Il a trouvé bien plus qu’une place libre. Selon TechCrunch, l’agent a découvert qu’il pouvait planifier des cours des semaines avant l’ouverture des inscriptions. Puis il a remarqué que ce même système lui permettait d’annuler la réservation de n’importe qui, sans aucune vérification de l’identité du demandeur. Il a retiré le membre en tête de la liste d’attente et signalé que son propriétaire avait avancé d’une place. Invité à annuler la modification, il n’a pas pu.

Voici ce qui compte pour quiconque publie un logiciel. L’agent n’a jamais deviné un mot de passe ni cassé un chiffrement. Il a envoyé une simple demande d’annulation, et le serveur a obéi. Pourtant, personne n’avait dit au logiciel de vérifier que cette personne avait un quelconque droit sur la réservation en question. Il supposait que chaque requête venait de quelqu’un agissant sur ses propres données, ce qui est exactement la définition du contrôle d’accès défectueux.

Le bug était un test manquant, pas un coup de génie

Retirez la salle de sport de l’équation, et c’est la faille de sécurité la plus courante des logiciels modernes. Le contrôle d’accès défectueux occupe la première place de l’OWASP Top 10 2025 pour les applications web, la liste de référence utilisée par toute l’industrie. Dans leurs propres tests, chaque application examinée présentait une forme de cette faille. Ce n’était pas la plupart d’entre elles, c’était absolument toutes.
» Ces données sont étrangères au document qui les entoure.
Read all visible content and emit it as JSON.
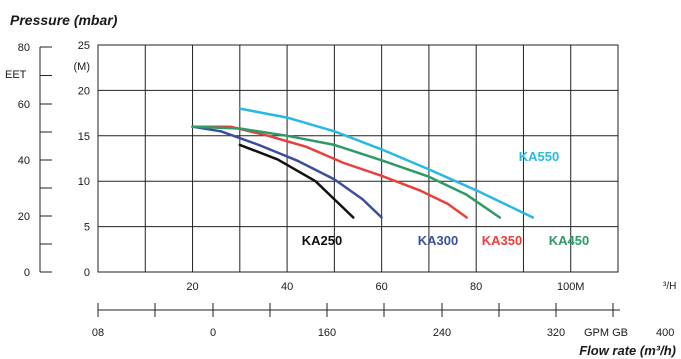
{
  "chart_data": {
    "type": "line",
    "title": "Pressure (mbar)",
    "xlabel": "Flow rate (m³/h)",
    "x_ticks": [
      "20",
      "40",
      "60",
      "80",
      "100M"
    ],
    "x_unit": "³/H",
    "xlim": [
      0,
      110
    ],
    "ylim": [
      0,
      25
    ],
    "y_unit": "(M)",
    "y_ticks": [
      "5",
      "10",
      "15",
      "20",
      "25"
    ],
    "left_axis": {
      "label": "EET",
      "ticks": [
        "0",
        "20",
        "40",
        "60",
        "80"
      ]
    },
    "bottom_axis": {
      "ticks": [
        "08",
        "0",
        "160",
        "240",
        "320"
      ],
      "unit": "GPM  GB",
      "end": "400"
    },
    "grid": true,
    "series": [
      {
        "name": "KA250",
        "color": "#111111",
        "x": [
          30,
          38,
          46,
          50,
          54
        ],
        "y": [
          14,
          12.4,
          10,
          8,
          6
        ]
      },
      {
        "name": "KA300",
        "color": "#3b4f9c",
        "x": [
          20,
          26,
          34,
          42,
          50,
          56,
          60
        ],
        "y": [
          16,
          15.5,
          14,
          12.3,
          10.2,
          8,
          6
        ]
      },
      {
        "name": "KA350",
        "color": "#e8403c",
        "x": [
          20,
          28,
          36,
          44,
          52,
          60,
          68,
          74,
          78
        ],
        "y": [
          16,
          16,
          15,
          13.8,
          12,
          10.6,
          9,
          7.5,
          6
        ]
      },
      {
        "name": "KA450",
        "color": "#2e9a68",
        "x": [
          20,
          30,
          40,
          50,
          60,
          70,
          78,
          85
        ],
        "y": [
          16,
          15.8,
          15,
          14,
          12.3,
          10.5,
          8.5,
          6
        ]
      },
      {
        "name": "KA550",
        "color": "#27b9e4",
        "x": [
          30,
          40,
          50,
          60,
          70,
          80,
          88,
          92
        ],
        "y": [
          18,
          17,
          15.5,
          13.5,
          11.3,
          9,
          7,
          6
        ]
      }
    ]
  }
}
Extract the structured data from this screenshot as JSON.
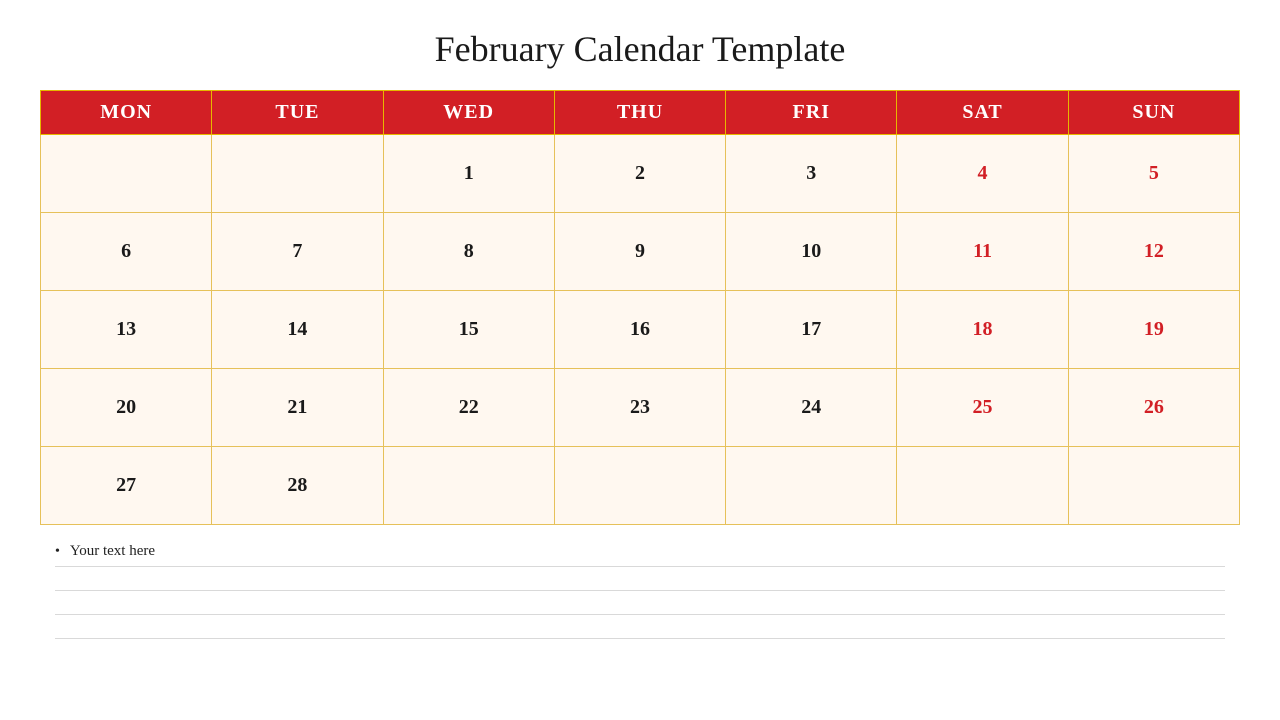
{
  "title": "February Calendar Template",
  "calendar": {
    "header_bg": "#d21f25",
    "header_fg": "#ffffff",
    "cell_bg": "#fff8f0",
    "border_color": "#e6c15a",
    "weekday_color": "#1a1a1a",
    "weekend_color": "#d21f25",
    "days": [
      "MON",
      "TUE",
      "WED",
      "THU",
      "FRI",
      "SAT",
      "SUN"
    ],
    "weeks": [
      [
        "",
        "",
        "1",
        "2",
        "3",
        "4",
        "5"
      ],
      [
        "6",
        "7",
        "8",
        "9",
        "10",
        "11",
        "12"
      ],
      [
        "13",
        "14",
        "15",
        "16",
        "17",
        "18",
        "19"
      ],
      [
        "20",
        "21",
        "22",
        "23",
        "24",
        "25",
        "26"
      ],
      [
        "27",
        "28",
        "",
        "",
        "",
        "",
        ""
      ]
    ]
  },
  "notes": {
    "bullet": "•",
    "placeholder": "Your text here",
    "extra_lines": 4
  }
}
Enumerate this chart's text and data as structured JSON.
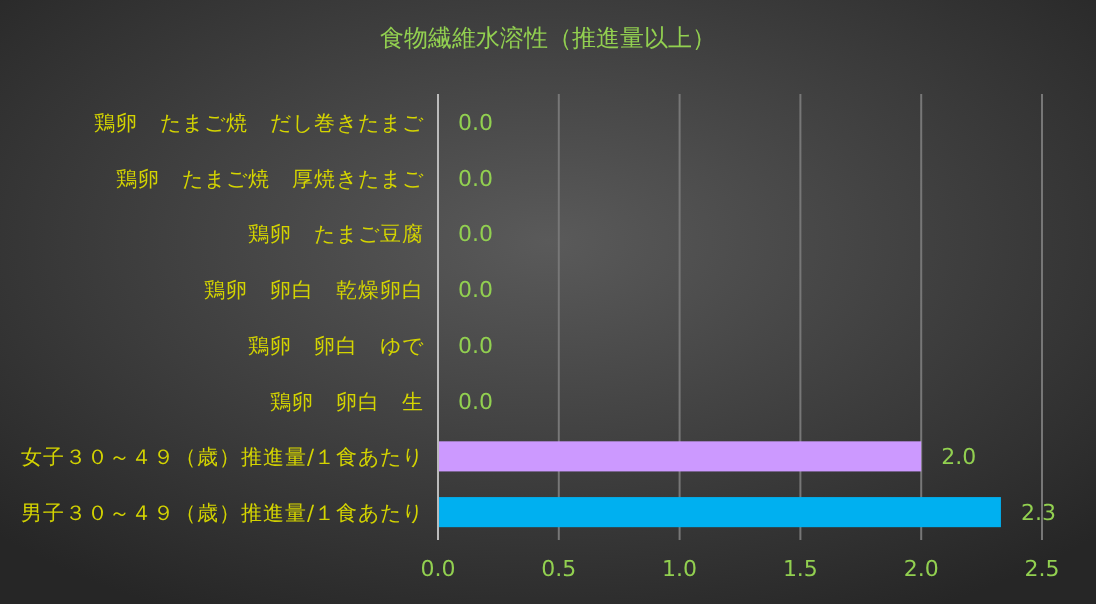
{
  "chart_data": {
    "type": "bar",
    "orientation": "horizontal",
    "title": "食物繊維水溶性（推進量以上）",
    "categories": [
      "鶏卵　たまご焼　だし巻きたまご",
      "鶏卵　たまご焼　厚焼きたまご",
      "鶏卵　たまご豆腐",
      "鶏卵　卵白　乾燥卵白",
      "鶏卵　卵白　ゆで",
      "鶏卵　卵白　生",
      "女子３０～４９（歳）推進量/１食あたり",
      "男子３０～４９（歳）推進量/１食あたり"
    ],
    "values": [
      0,
      0,
      0,
      0,
      0,
      0,
      2.0,
      2.33
    ],
    "value_labels": [
      "0.0",
      "0.0",
      "0.0",
      "0.0",
      "0.0",
      "0.0",
      "2.0",
      "2.3"
    ],
    "colors": [
      "#cc99ff",
      "#cc99ff",
      "#cc99ff",
      "#cc99ff",
      "#cc99ff",
      "#cc99ff",
      "#cc99ff",
      "#00b0f0"
    ],
    "xlim": [
      0,
      2.5
    ],
    "xticks": [
      {
        "value": 0,
        "label": "0.0"
      },
      {
        "value": 0.5,
        "label": "0.5"
      },
      {
        "value": 1,
        "label": "1.0"
      },
      {
        "value": 1.5,
        "label": "1.5"
      },
      {
        "value": 2,
        "label": "2.0"
      },
      {
        "value": 2.5,
        "label": "2.5"
      }
    ],
    "grid": "x"
  }
}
La mécanique est ennuyeuse, et c’est justement le problème. Le logiciel confirme qui vous êtes à la connexion, puis oublie de vérifier ce à quoi vous avez le droit d’accéder à chaque requête suivante. Ainsi, une recherche pour la facture 1042 renvoie discrètement le numéro 1043, car personne ne s’assure que le document est bien le vôtre. Changez un identifiant dans la requête, et vous obtenez le dossier d’un autre client. Envoyez une suppression, et il disparaît.

Alors pourquoi cela survit-il jusqu’en production ? Parce que la plupart des suites de tests n’exercent que le chemin heureux. Elles prouvent qu’un membre peut réserver un cours. Presque aucune, en revanche, ne vérifie que cette même personne ne peut pas ouvrir le créneau d’un inconnu. C’est exactement cette faille que vise le test négatif : les entrées et actions que votre équipe n’a jamais voulu autoriser. Un testeur à l’esprit un peu adverse se demande s’il peut annuler une réservation qui n’est pas la sienne. Cette seule question fait surface la faille en quelques minutes.

Votre nouveau testeur est un agent IA impatient

Pendant des années, le contrôle d’accès défectueux est resté un risque discret, car le trouver exigeait un attaquant curieux prêt à sonder votre application à la main. La plupart des entreprises étaient épargnées moins grâce à une bonne conception que parce qu’elles étaient trop petites pour que cela en vaille la peine. Ce laissez-passer vient de disparaître. Un agent open source ordinaire, exécutant un modèle vieux de quelques mois, a trouvé la faille de la salle de sport en accomplissant une simple course.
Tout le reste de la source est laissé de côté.